Die Anfänge dieses Wesens in Basel sind uns nicht bekannt. Sie verlieren und verhüllen sich in tiefen persönlichen Erlebnissen. Neben einem dauernden geschlossenen Einwirken können einzelne, wenn auch rasch vorübergehende, doch starke Anregungen stehen. Jedenfalls ist bei der Art der Sache über Vermuten nicht hinauszukommen. So dürfen wir an den Besuch Petrarcas in Basel 1356 erinnern, aber auch an Einflüsse von dem damals durch den großen Italiäner besuchten Hofe Karls IV. in Prag, sowie vom Papsthof in Avignon her denken. Starke Impulse der verschiedensten Art brachte hier am Orte selbst, jahrelang konzentriert, glänzend und überwältigend, das Konzil. Nebenher ging ohne Aufhören, einer Generation um die andere zugute kommend, der Besuch auswärtiger Universitäten, vor allem der berühmten Hochschulen in Italien, der nutrix omnium scienciarum. In allen diesen Beziehungen erstand das Mannigfaltigste, kam es zu einem Aufmerken und Lernen neuer Art, zu eigenem Entdecken und Erleben, waltete die Macht und Erziehung des Verkehrs mit Zeitgenossen.

In solcher Weise wurde Basel eine Stätte des Humanismus; seit der Mitte des XV. Jahrhunderts wird er hier erkennbar.

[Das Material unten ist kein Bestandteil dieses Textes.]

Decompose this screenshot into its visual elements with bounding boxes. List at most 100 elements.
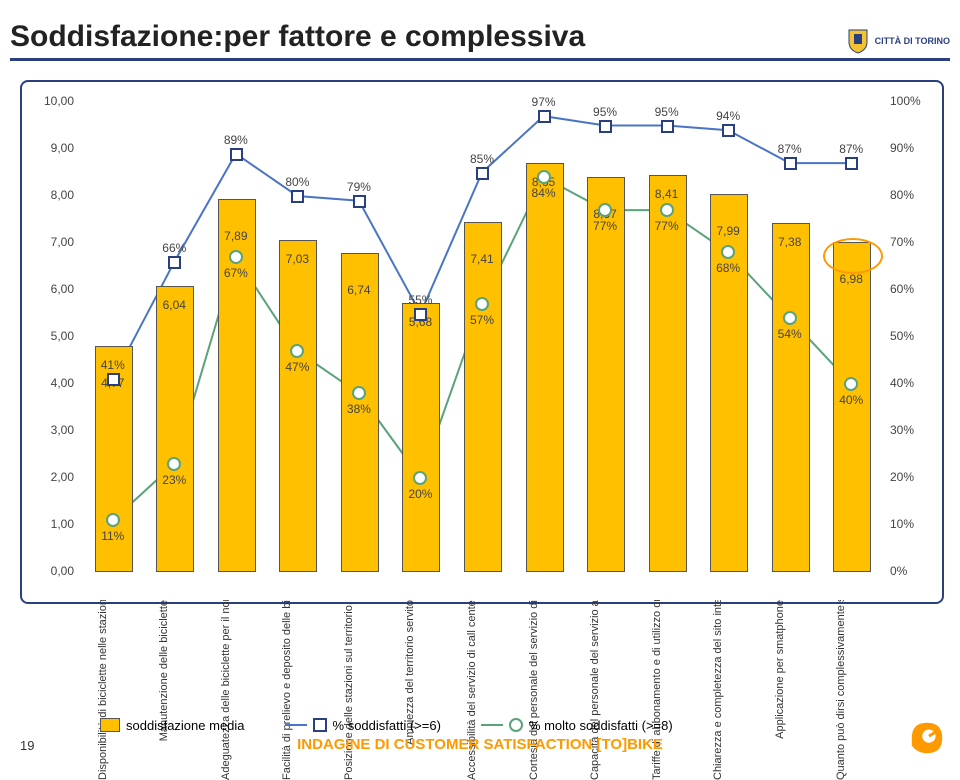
green-value-label: 23% [162,473,186,487]
green-value-label: 20% [408,487,432,501]
y-tick-left: 5,00 [51,329,74,343]
chart-container: 0,001,002,003,004,005,006,007,008,009,00… [20,80,944,604]
legend-marker-square [313,718,327,732]
blue-value-label: 79% [347,180,371,194]
blue-value-label: 55% [408,293,432,307]
legend-item-green: % molto soddisfatti (>=8) [481,718,673,733]
legend-label: soddisfazione media [126,718,245,733]
green-value-label: 77% [655,219,679,233]
bar-value-label: 6,74 [347,283,370,297]
y-tick-right: 80% [890,188,914,202]
title-bar: Soddisfazione:per fattore e complessiva … [10,8,950,61]
bar-value-label: 7,38 [778,235,801,249]
bar [772,223,810,572]
x-axis-label: Quanto può dirsi complessivamente soddis… [835,600,847,780]
y-tick-left: 9,00 [51,141,74,155]
green-value-label: 40% [839,393,863,407]
bar [464,222,502,572]
legend-line-green [481,718,503,732]
x-axis-label: Ampiezza del territorio servito [404,600,416,780]
footer-logo-icon [908,719,946,757]
marker-circle [783,311,797,325]
y-axis-right: 0%10%20%30%40%50%60%70%80%90%100% [884,102,942,572]
bar [279,240,317,572]
marker-square [230,148,243,161]
blue-value-label: 87% [778,142,802,156]
chart-legend: soddisfazione media % soddisfatti (>=6) … [100,716,920,734]
blue-value-label: 95% [655,105,679,119]
legend-marker-circle [509,718,523,732]
legend-swatch-bar [100,718,120,732]
plot-area: 4,776,047,897,036,745,687,418,658,378,41… [82,102,882,572]
marker-square [168,256,181,269]
footer-title: INDAGINE DI CUSTOMER SATISFACTION [TO]BI… [0,736,960,753]
y-tick-right: 70% [890,235,914,249]
x-axis-label: Capacità del personale del servizio assi… [589,600,601,780]
x-axis-label: Facilità di prelievo e deposito delle bi… [281,600,293,780]
marker-square [661,120,674,133]
city-logo: CITTÀ DI TORINO [847,28,950,54]
blue-value-label: 80% [285,175,309,189]
legend-item-bars: soddisfazione media [100,718,245,733]
y-tick-left: 2,00 [51,470,74,484]
blue-value-label: 94% [716,109,740,123]
slide-title: Soddisfazione:per fattore e complessiva [10,20,585,54]
blue-value-label: 87% [839,142,863,156]
bar [649,175,687,572]
bar [526,163,564,572]
marker-circle [106,513,120,527]
marker-square [722,124,735,137]
x-axis-label: Posizione delle stazioni sul territorio,… [343,600,355,780]
bar-value-label: 7,99 [716,224,739,238]
legend-line-blue [285,718,307,732]
green-value-label: 54% [778,327,802,341]
green-value-label: 67% [224,266,248,280]
blue-value-label: 89% [224,133,248,147]
y-tick-right: 10% [890,517,914,531]
y-tick-right: 90% [890,141,914,155]
blue-value-label: 66% [162,241,186,255]
legend-item-blue: % soddisfatti (>=6) [285,718,441,733]
marker-square [845,157,858,170]
marker-square [538,110,551,123]
y-tick-right: 40% [890,376,914,390]
legend-label: % molto soddisfatti (>=8) [529,718,673,733]
legend-label: % soddisfatti (>=6) [333,718,441,733]
marker-square [353,195,366,208]
marker-square [414,308,427,321]
bar-value-label: 8,41 [655,187,678,201]
y-tick-right: 60% [890,282,914,296]
x-axis-label: Accessibilità del servizio di call cente… [466,600,478,780]
marker-square [784,157,797,170]
bar [587,177,625,572]
marker-square [107,373,120,386]
y-tick-right: 0% [890,564,907,578]
x-axis-label: Tariffe di abbonamento e di utilizzo ora… [651,600,663,780]
marker-square [599,120,612,133]
blue-value-label: 97% [532,95,556,109]
bar-value-label: 6,98 [840,272,863,286]
y-tick-left: 0,00 [51,564,74,578]
y-tick-left: 4,00 [51,376,74,390]
x-axis-label: Chiarezza e completezza del sito interne… [712,600,724,780]
green-value-label: 57% [470,313,494,327]
x-axis-labels: Disponibilità di biciclette nelle stazio… [20,600,940,720]
bar-value-label: 6,04 [163,298,186,312]
green-value-label: 47% [285,360,309,374]
bar-value-label: 7,03 [286,252,309,266]
y-tick-left: 7,00 [51,235,74,249]
x-axis-label: Manutenzione delle biciclette [158,600,170,780]
bar-value-label: 7,89 [224,229,247,243]
x-axis-label: Cortesia del personale del servizio di c… [528,600,540,780]
y-axis-left: 0,001,002,003,004,005,006,007,008,009,00… [22,102,80,572]
marker-square [291,190,304,203]
green-value-label: 11% [101,529,124,543]
blue-value-label: 95% [593,105,617,119]
green-value-label: 77% [593,219,617,233]
x-axis-label: Applicazione per smatphone [774,600,786,780]
x-axis-label: Disponibilità di biciclette nelle stazio… [97,600,109,780]
city-logo-text: CITTÀ DI TORINO [875,36,950,46]
slide: Soddisfazione:per fattore e complessiva … [0,0,960,759]
marker-square [476,167,489,180]
y-tick-left: 1,00 [51,517,74,531]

Schon rein äußerlich, in der Schrift. Die Humanisten, nach dem Primitiven und dem Schönen strebend, griffen wieder zur Minuskel des frühen Mittelalters und bildeten jene reinen lichten Züge aus, die mitten in dem krausen Buchstabenwesen der Zeit das Auge erquicken. Es ist die durch Traversari empfohlene puritas et suavitas. Heynlin z. B. gebrauchte eine solche Zierschrift neben seiner flüchtigen Cursive, und auch in den Akten des Rates erscheinen hie und da diese anmutigen südlichen Schriftzüge.

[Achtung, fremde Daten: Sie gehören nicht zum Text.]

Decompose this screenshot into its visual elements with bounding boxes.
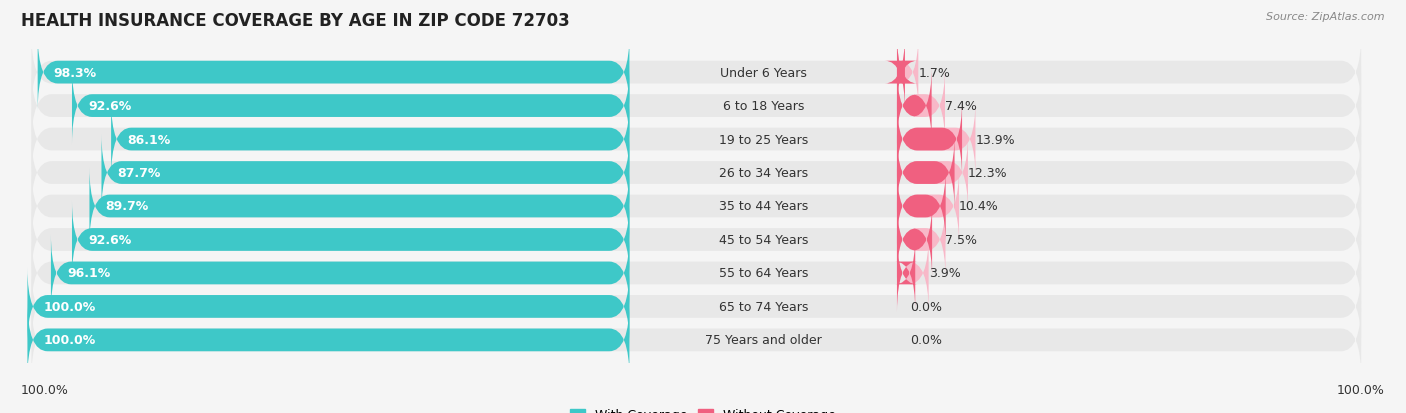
Text: HEALTH INSURANCE COVERAGE BY AGE IN ZIP CODE 72703: HEALTH INSURANCE COVERAGE BY AGE IN ZIP …: [21, 12, 569, 30]
Text: 92.6%: 92.6%: [89, 233, 131, 247]
Text: 45 to 54 Years: 45 to 54 Years: [718, 233, 808, 247]
Text: 89.7%: 89.7%: [105, 200, 149, 213]
Text: 100.0%: 100.0%: [21, 384, 69, 396]
Text: 87.7%: 87.7%: [118, 166, 160, 180]
Text: 92.6%: 92.6%: [89, 100, 131, 113]
Text: 7.4%: 7.4%: [945, 100, 977, 113]
FancyBboxPatch shape: [884, 34, 917, 112]
Text: 6 to 18 Years: 6 to 18 Years: [723, 100, 804, 113]
FancyBboxPatch shape: [897, 68, 945, 145]
FancyBboxPatch shape: [897, 101, 962, 178]
FancyBboxPatch shape: [31, 34, 1361, 112]
FancyBboxPatch shape: [90, 168, 630, 245]
FancyBboxPatch shape: [897, 68, 932, 145]
Text: 26 to 34 Years: 26 to 34 Years: [718, 166, 808, 180]
FancyBboxPatch shape: [31, 134, 1361, 212]
FancyBboxPatch shape: [31, 268, 1361, 345]
FancyBboxPatch shape: [31, 101, 1361, 178]
Text: 1.7%: 1.7%: [918, 66, 950, 79]
FancyBboxPatch shape: [72, 68, 630, 145]
Text: 75 Years and older: 75 Years and older: [704, 334, 821, 347]
FancyBboxPatch shape: [897, 134, 967, 212]
FancyBboxPatch shape: [28, 301, 630, 379]
Text: 98.3%: 98.3%: [53, 66, 97, 79]
FancyBboxPatch shape: [897, 235, 928, 312]
Text: 65 to 74 Years: 65 to 74 Years: [718, 300, 808, 313]
Text: 7.5%: 7.5%: [945, 233, 977, 247]
Text: 100.0%: 100.0%: [44, 300, 96, 313]
FancyBboxPatch shape: [896, 235, 917, 312]
FancyBboxPatch shape: [897, 101, 976, 178]
Text: 0.0%: 0.0%: [910, 300, 942, 313]
FancyBboxPatch shape: [101, 134, 630, 212]
Text: Under 6 Years: Under 6 Years: [720, 66, 807, 79]
FancyBboxPatch shape: [38, 34, 630, 112]
FancyBboxPatch shape: [51, 235, 630, 312]
Text: 100.0%: 100.0%: [44, 334, 96, 347]
FancyBboxPatch shape: [31, 168, 1361, 245]
FancyBboxPatch shape: [897, 201, 932, 279]
Text: 12.3%: 12.3%: [967, 166, 1008, 180]
FancyBboxPatch shape: [897, 34, 918, 112]
Text: 35 to 44 Years: 35 to 44 Years: [718, 200, 808, 213]
Text: 0.0%: 0.0%: [910, 334, 942, 347]
Text: Source: ZipAtlas.com: Source: ZipAtlas.com: [1267, 12, 1385, 22]
Text: 55 to 64 Years: 55 to 64 Years: [718, 267, 808, 280]
FancyBboxPatch shape: [31, 201, 1361, 279]
FancyBboxPatch shape: [897, 168, 959, 245]
FancyBboxPatch shape: [897, 134, 955, 212]
Text: 3.9%: 3.9%: [928, 267, 960, 280]
FancyBboxPatch shape: [28, 268, 630, 345]
Text: 86.1%: 86.1%: [127, 133, 170, 146]
FancyBboxPatch shape: [31, 235, 1361, 312]
FancyBboxPatch shape: [31, 68, 1361, 145]
FancyBboxPatch shape: [897, 168, 946, 245]
Text: 96.1%: 96.1%: [67, 267, 110, 280]
Text: 10.4%: 10.4%: [959, 200, 998, 213]
FancyBboxPatch shape: [111, 101, 630, 178]
Legend: With Coverage, Without Coverage: With Coverage, Without Coverage: [565, 404, 841, 413]
FancyBboxPatch shape: [31, 301, 1361, 379]
Text: 13.9%: 13.9%: [976, 133, 1015, 146]
Text: 19 to 25 Years: 19 to 25 Years: [718, 133, 808, 146]
Text: 100.0%: 100.0%: [1337, 384, 1385, 396]
FancyBboxPatch shape: [72, 201, 630, 279]
FancyBboxPatch shape: [897, 201, 945, 279]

In ähnlicher Weise offenbart das Humanistenlatein den Willen, über das Ererbte hinweg wieder zu den Anfängen zu gelangen. Seit Jahrhunderten die Unterrichts-, Geschäfts- und Gerichtssprache des Klerus und in diesem Dienst entartet, soll das Latein jetzt seine Jugend und Reinheit wiederfinden. Mit voller Absicht, mit einer zuweilen bis zur gewöhnlichen

Empfohlene Zitierweise:
Rudolf Wackernagel: Geschichte der Stadt Basel. Zweiten Bandes zweiter Teil. Helbing & Lichtenhahn, Basel 1916, Seite 591. Digitale Volltext-Ausgabe bei Wikisource, URL: https://de.wikisource.org/w/index.php?title=Seite:Wackernagel_Geschichte_der_Stadt_Basel_Band_2,2.pdf/70&oldid=- (Version vom 4.8.2020)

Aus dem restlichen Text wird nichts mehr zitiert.